6. L'arrêté vise les articles L. 731-1, L. 733-1, L. 733-2, L. 733-3 et L. 733-4 et R. 733-1 du code de l'entrée et du séjour des étrangers et du droit d'asile dont le préfet a fait application et mentionne la situation administrative et personnelle de l'intéressée, notamment l'obligation de quitter le territoire français dont elle fait l'objet et dont le délai d'exécution n'a pas été accordé, et la perspective raisonnable de son départ. Le préfet indique également les modalités de l'assignation et du pointage. L'arrêté comporte ainsi les considérations de droit et de fait qui en constituent le fondement. Le moyen tiré de l'insuffisance de la motivation doit donc être écarté.

7. Mme B ne fait état d'aucune circonstance ne lui permettant pas de satisfaire aux obligations de pointage et de demeurer en un lieu précis et n'établit pas que l'assignation à résidence et les mesures d'accompagnement de la décision d'assignation présenteraient un caractère disproportionné ou seraient entachées d'erreur manifeste d'appréciation au regard de sa situation personnelle.

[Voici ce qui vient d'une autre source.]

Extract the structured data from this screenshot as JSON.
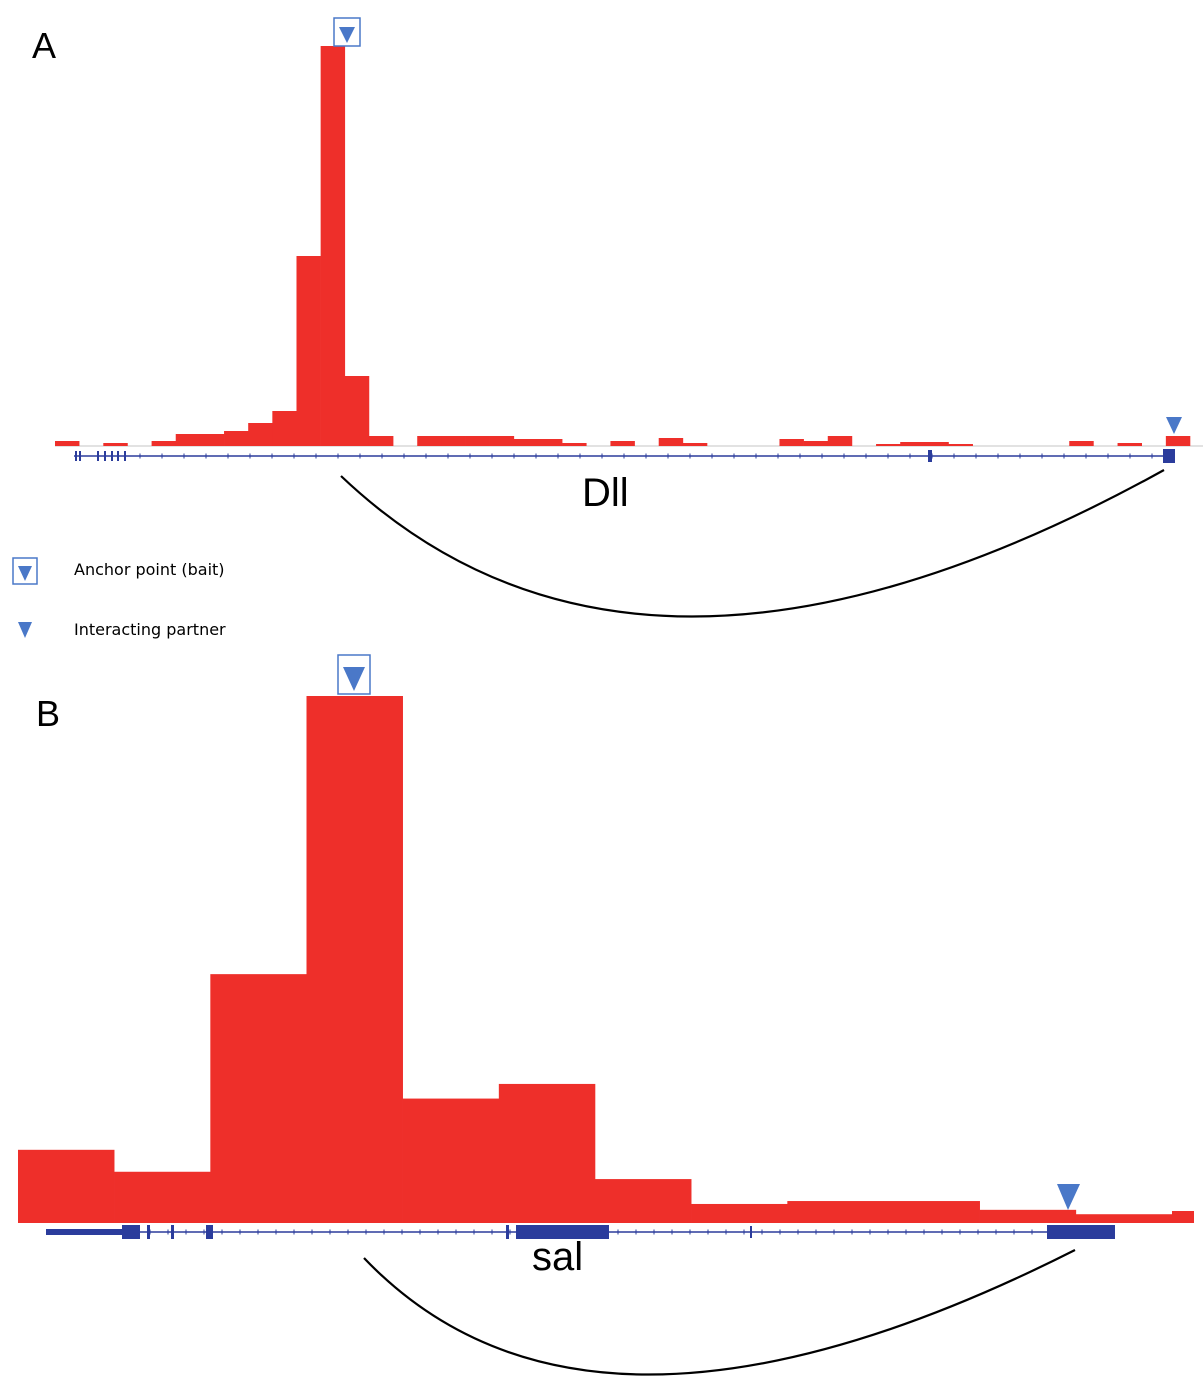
{
  "colors": {
    "signal": "#ee2f2a",
    "gene": "#2b3c9c",
    "marker": "#4a78c8",
    "arc": "#000000",
    "baseline": "#d9d9d9"
  },
  "legend": {
    "anchor_label": "Anchor point (bait)",
    "anchor_icon": "boxed-down-triangle-icon",
    "partner_label": "Interacting partner",
    "partner_icon": "down-triangle-icon"
  },
  "chart_data": [
    {
      "type": "bar",
      "panel": "A",
      "gene": "Dll",
      "bin_values": [
        0.5,
        0,
        0.3,
        0,
        0.5,
        1.2,
        1.2,
        1.5,
        2.3,
        3.5,
        19,
        40,
        7,
        1.0,
        0,
        1.0,
        1.0,
        1.0,
        1.0,
        0.7,
        0.7,
        0.3,
        0,
        0.5,
        0,
        0.8,
        0.3,
        0,
        0,
        0,
        0.7,
        0.5,
        1.0,
        0,
        0.2,
        0.4,
        0.4,
        0.2,
        0,
        0,
        0,
        0,
        0.5,
        0,
        0.3,
        0,
        1.0
      ],
      "ylim": [
        0,
        40
      ],
      "anchor_bin": 11,
      "partner_bin": 46
    },
    {
      "type": "bar",
      "panel": "B",
      "gene": "sal",
      "bin_values": [
        5,
        3.5,
        17,
        36,
        8.5,
        9.5,
        3,
        1.3,
        1.5,
        1.5,
        0.9,
        0.6
      ],
      "ylim": [
        0,
        36
      ],
      "anchor_bin": 3,
      "partner_bin": 11
    }
  ]
}
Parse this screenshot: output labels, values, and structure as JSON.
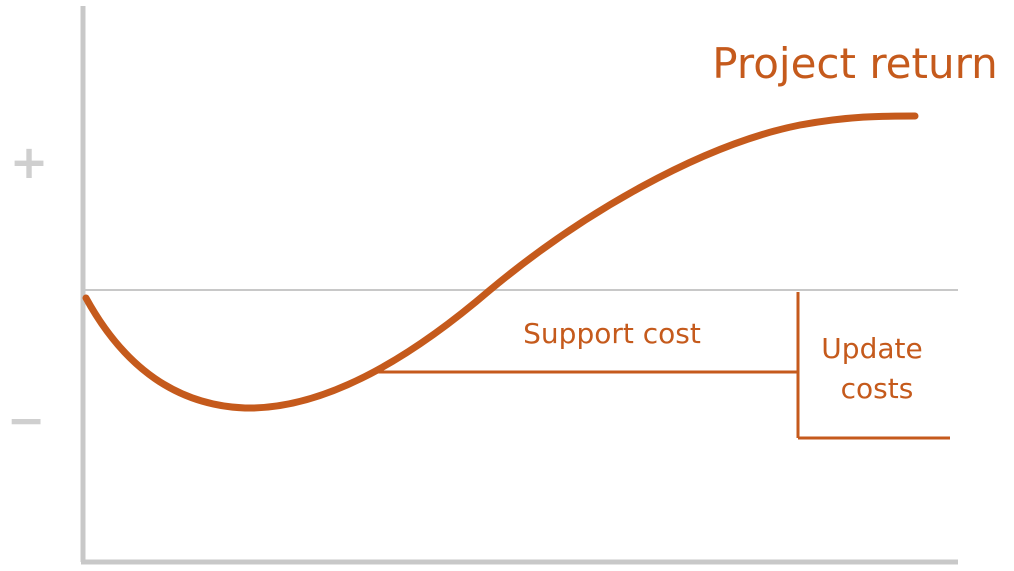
{
  "axis": {
    "positive_symbol": "+",
    "negative_symbol": "−"
  },
  "labels": {
    "project_return": "Project return",
    "support_cost": "Support cost",
    "update_costs_line1": "Update",
    "update_costs_line2": "costs"
  },
  "colors": {
    "curve": "#c55a1c",
    "axis": "#c8c8c8",
    "zero_line": "#c8c8c8"
  }
}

8. Il résulte de ce qui précède que Mme B n'est pas fondée à demander l'annulation des arrêtés du 22 mai 2025 portant obligation de quitter le territoire français et assignation à résidence.

D É C I D E :

Article 1er : La requête de Mme B est rejetée.

Article 2 : Le présent jugement sera notifié à Mme F B et au préfet d'Ille-et-Vilaine.

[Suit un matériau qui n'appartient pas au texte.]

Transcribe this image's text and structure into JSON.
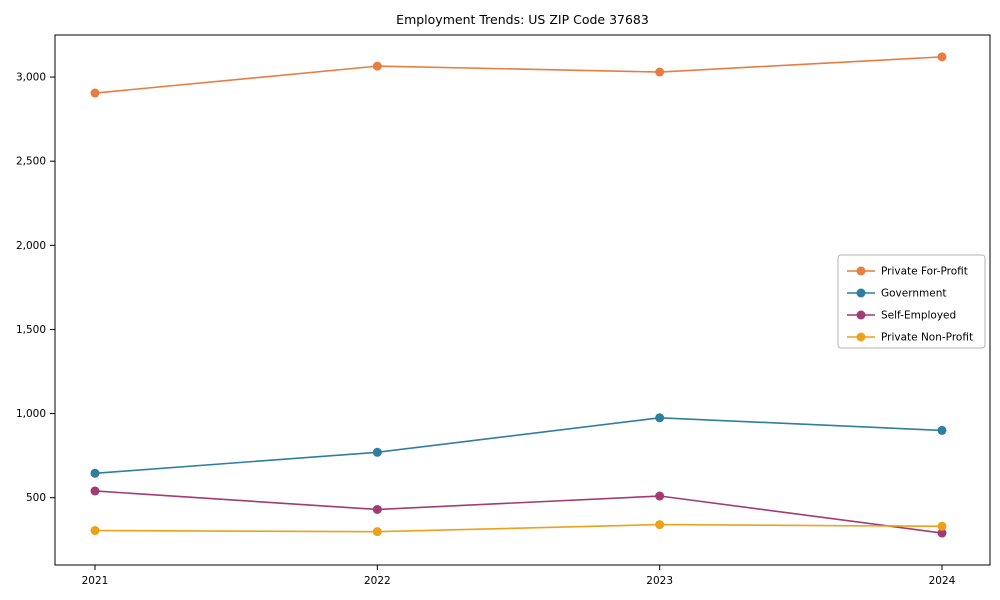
{
  "chart_data": {
    "type": "line",
    "title": "Employment Trends: US ZIP Code 37683",
    "x_labels": [
      "2021",
      "2022",
      "2023",
      "2024"
    ],
    "series": [
      {
        "name": "Private For-Profit",
        "color": "#e87d41",
        "values": [
          2905,
          3065,
          3030,
          3120
        ]
      },
      {
        "name": "Government",
        "color": "#2e7f9e",
        "values": [
          645,
          770,
          975,
          900
        ]
      },
      {
        "name": "Self-Employed",
        "color": "#a23b72",
        "values": [
          540,
          430,
          510,
          290
        ]
      },
      {
        "name": "Private Non-Profit",
        "color": "#eda019",
        "values": [
          305,
          298,
          340,
          330
        ]
      }
    ],
    "ylim": [
      100,
      3250
    ],
    "yticks": [
      500,
      1000,
      1500,
      2000,
      2500,
      3000
    ],
    "ytick_labels": [
      "500",
      "1,000",
      "1,500",
      "2,000",
      "2,500",
      "3,000"
    ],
    "xlabel": "",
    "ylabel": "",
    "grid": false,
    "legend_position": "middle-right",
    "axis_color": "#000000",
    "legend_border_color": "#b3b3b3"
  }
}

Rendu public par mise à disposition au greffe le 17 juin 2025.

Le magistrat désigné,

signé

O. CLa greffière,

signé

I. Loury

La République mande et ordonne au préfet d'Ille-et-Vilaine en ce qui le concerne et à tous commissaires de justice à ce requis en ce qui concerne les voies de droit commun, contre les parties privées, de pourvoir à l'exécution de la présente décision.